Bobby Cargo, shortstop for the 1892 Pirates. His minor league records are spotty before his brief big league time. They show that he played two games in 1887 at 18 years old for Steubenville of the Ohio State League. His next minor league game was just that, one game for Easton of the Eastern Interstate League in 1890. He pitched against the 23-113 1890 Alleghenys in a postseason exhibition game on October 15, 1890 and lost 16-2. He played for the East End Gym team in Pittsburgh in 1891, which was a great amateur/semi-pro team at the time, with many future/former MLB players seeing time with the team over the years. Cargo joined the Pirates in October of 1892, after playing for the Wilkes-Barre/Pittsburgh team of the Pennsylvania State League. He also spent part of that year with Missoula of the Montana State League. His only records show a .333 average, one double and two triples in 87 at-bats during his time with Wilkes-Barre/Pittsburgh. Before Cargo’s first big league game, Pirates manager Al Buckenberger said that he had received numerous requests and recommendations to give Cargo a tryout, so he did just that. The Pirates were short-handed with starting shortstop Frank Shugart being suspended at the end of the season, after asking for some time off.
Cargo played just two games with the Pirates, and he showed some rookie jitters during his second game. His debut on October 6th was in the second game of a doubleheader that was called after seven innings due to darkness. Cargo only got to play at the end of that game because Duke Farrell suffered a hip injury in the sixth inning. Cargo went in to play shortstop, while shortstop Doggie Miller moved over to cover third base. Cargo had one chance in the field and didn’t get to bat. Farrell started the next day, but the injury he suffered the previous day forced him out of the game in the second inning. Cargo replaced him in the batting order, once again going to shortstop while Miller slid over to third base. Cargo went 1-for-4 at the plate with a single, while making a total of four errors in ten chances (one source says five errors in 11 chances). He’s currently credited with 12 innings in the field, but all records from the day show that he played nine innings on defense total. In fact, those nine innings that Cargo played were the only nine innings all season that Duke Farrell didn’t play. It was announced on October 17, 1892 that Cargo signed an 1893 contract with the Pirates, but then he was released during Spring Training on April 11, 1893, just 16 days before Opening Day. He was reportedly set to receive $175 per month salary for the season. The same day that he was signed to an 1893 deal, the Pirates played an exhibition game against a picked nine of current/former big league player in a benefit for Pud Galvin, who was retiring from baseball that season. Cargo played shortstop for the Pirates that day, where he had three hits and no errors, while doing his batting against former Pittsburgh pitching great Ed Morris.
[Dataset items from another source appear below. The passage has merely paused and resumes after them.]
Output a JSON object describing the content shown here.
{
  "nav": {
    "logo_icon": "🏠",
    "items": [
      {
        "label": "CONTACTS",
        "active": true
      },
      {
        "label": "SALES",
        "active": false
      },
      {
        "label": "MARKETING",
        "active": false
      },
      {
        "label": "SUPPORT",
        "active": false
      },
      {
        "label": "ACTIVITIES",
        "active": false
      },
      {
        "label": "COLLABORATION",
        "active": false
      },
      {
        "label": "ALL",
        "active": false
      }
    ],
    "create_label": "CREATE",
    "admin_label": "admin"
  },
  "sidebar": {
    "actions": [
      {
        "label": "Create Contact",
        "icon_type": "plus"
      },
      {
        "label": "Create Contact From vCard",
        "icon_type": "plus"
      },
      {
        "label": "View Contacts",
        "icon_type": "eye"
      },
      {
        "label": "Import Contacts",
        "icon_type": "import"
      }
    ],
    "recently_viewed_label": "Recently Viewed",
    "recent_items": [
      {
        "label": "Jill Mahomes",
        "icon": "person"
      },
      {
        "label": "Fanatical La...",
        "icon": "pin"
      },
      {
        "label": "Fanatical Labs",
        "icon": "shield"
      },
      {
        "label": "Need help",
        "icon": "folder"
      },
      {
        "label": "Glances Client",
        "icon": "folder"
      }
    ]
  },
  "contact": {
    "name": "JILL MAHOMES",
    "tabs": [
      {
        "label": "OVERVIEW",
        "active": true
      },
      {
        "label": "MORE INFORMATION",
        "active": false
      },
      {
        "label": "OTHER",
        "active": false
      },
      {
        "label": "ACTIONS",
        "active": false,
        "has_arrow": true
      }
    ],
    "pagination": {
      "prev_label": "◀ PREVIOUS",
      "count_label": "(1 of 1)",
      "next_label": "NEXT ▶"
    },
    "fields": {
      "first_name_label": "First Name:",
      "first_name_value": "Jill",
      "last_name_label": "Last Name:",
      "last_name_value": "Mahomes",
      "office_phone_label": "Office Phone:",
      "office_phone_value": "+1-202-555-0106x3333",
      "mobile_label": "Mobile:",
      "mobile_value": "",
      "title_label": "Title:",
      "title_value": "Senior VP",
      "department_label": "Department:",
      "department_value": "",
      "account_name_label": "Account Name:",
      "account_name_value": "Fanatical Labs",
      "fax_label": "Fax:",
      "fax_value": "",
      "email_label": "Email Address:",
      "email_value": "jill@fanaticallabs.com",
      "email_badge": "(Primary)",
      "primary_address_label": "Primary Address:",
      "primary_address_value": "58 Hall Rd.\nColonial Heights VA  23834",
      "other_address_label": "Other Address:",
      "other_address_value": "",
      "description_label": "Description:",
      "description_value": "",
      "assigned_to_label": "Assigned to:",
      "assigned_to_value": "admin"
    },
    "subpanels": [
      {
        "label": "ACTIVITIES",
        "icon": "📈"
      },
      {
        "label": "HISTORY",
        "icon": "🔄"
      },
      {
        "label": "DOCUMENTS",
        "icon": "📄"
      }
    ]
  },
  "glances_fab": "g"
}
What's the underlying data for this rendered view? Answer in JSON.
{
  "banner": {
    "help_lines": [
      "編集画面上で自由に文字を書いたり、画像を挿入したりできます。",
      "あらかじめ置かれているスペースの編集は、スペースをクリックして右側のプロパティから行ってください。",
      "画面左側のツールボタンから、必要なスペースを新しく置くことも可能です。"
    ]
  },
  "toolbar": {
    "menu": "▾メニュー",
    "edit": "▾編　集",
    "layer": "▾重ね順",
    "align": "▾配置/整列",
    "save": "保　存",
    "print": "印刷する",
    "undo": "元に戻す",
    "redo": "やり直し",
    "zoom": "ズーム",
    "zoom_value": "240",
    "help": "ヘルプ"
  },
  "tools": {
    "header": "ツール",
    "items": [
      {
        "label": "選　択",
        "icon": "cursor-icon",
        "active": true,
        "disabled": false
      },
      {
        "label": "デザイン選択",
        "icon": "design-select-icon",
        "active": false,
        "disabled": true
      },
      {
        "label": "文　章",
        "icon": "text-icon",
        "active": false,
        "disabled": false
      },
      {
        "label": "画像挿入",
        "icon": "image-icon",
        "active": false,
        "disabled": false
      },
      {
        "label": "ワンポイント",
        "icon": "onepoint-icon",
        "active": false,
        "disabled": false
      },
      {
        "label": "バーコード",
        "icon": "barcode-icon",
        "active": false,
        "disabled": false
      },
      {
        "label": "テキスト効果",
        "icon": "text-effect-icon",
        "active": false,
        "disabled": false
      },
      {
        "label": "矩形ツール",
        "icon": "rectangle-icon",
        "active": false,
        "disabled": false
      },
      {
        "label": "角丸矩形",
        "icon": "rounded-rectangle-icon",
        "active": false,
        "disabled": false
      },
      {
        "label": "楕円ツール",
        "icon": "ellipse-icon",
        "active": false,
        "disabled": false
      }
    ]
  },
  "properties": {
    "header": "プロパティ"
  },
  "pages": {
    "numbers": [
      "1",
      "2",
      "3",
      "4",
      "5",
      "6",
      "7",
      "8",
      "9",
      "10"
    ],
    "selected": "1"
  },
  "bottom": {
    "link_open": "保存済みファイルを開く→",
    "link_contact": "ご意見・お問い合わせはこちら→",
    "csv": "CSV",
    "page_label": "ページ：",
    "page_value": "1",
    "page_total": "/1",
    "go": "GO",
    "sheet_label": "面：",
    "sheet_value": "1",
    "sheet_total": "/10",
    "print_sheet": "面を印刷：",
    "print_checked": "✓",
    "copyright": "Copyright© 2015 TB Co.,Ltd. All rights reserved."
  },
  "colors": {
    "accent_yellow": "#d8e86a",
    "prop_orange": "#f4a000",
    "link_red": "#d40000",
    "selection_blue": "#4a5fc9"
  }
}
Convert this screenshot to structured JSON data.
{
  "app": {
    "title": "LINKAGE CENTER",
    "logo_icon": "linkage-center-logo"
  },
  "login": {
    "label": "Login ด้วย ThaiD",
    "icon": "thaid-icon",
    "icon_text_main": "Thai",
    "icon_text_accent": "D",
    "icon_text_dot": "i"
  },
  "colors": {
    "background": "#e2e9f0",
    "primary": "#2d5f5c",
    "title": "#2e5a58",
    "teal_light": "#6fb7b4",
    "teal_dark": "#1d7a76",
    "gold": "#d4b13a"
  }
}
The ironic part about Cargo’s fielding woes in the majors was that he was known for his strong glove. Despite being just 23 years old, the Pittsburgh, PA. native never played in the majors again. Outside of his minor league play, he was well-known in Pittsburgh for his play with local amateur/semi-pro teams. He lasted until 1903 in the minors. He was scheduled to play in Atlanta for the 1904 season, but he contracted pneumonia shortly before Opening Day, then passed away at the age of thirty-five. Until recent research solved the mystery, his actual birthday was unknown. He now has an October 1, 1868 birthday listed.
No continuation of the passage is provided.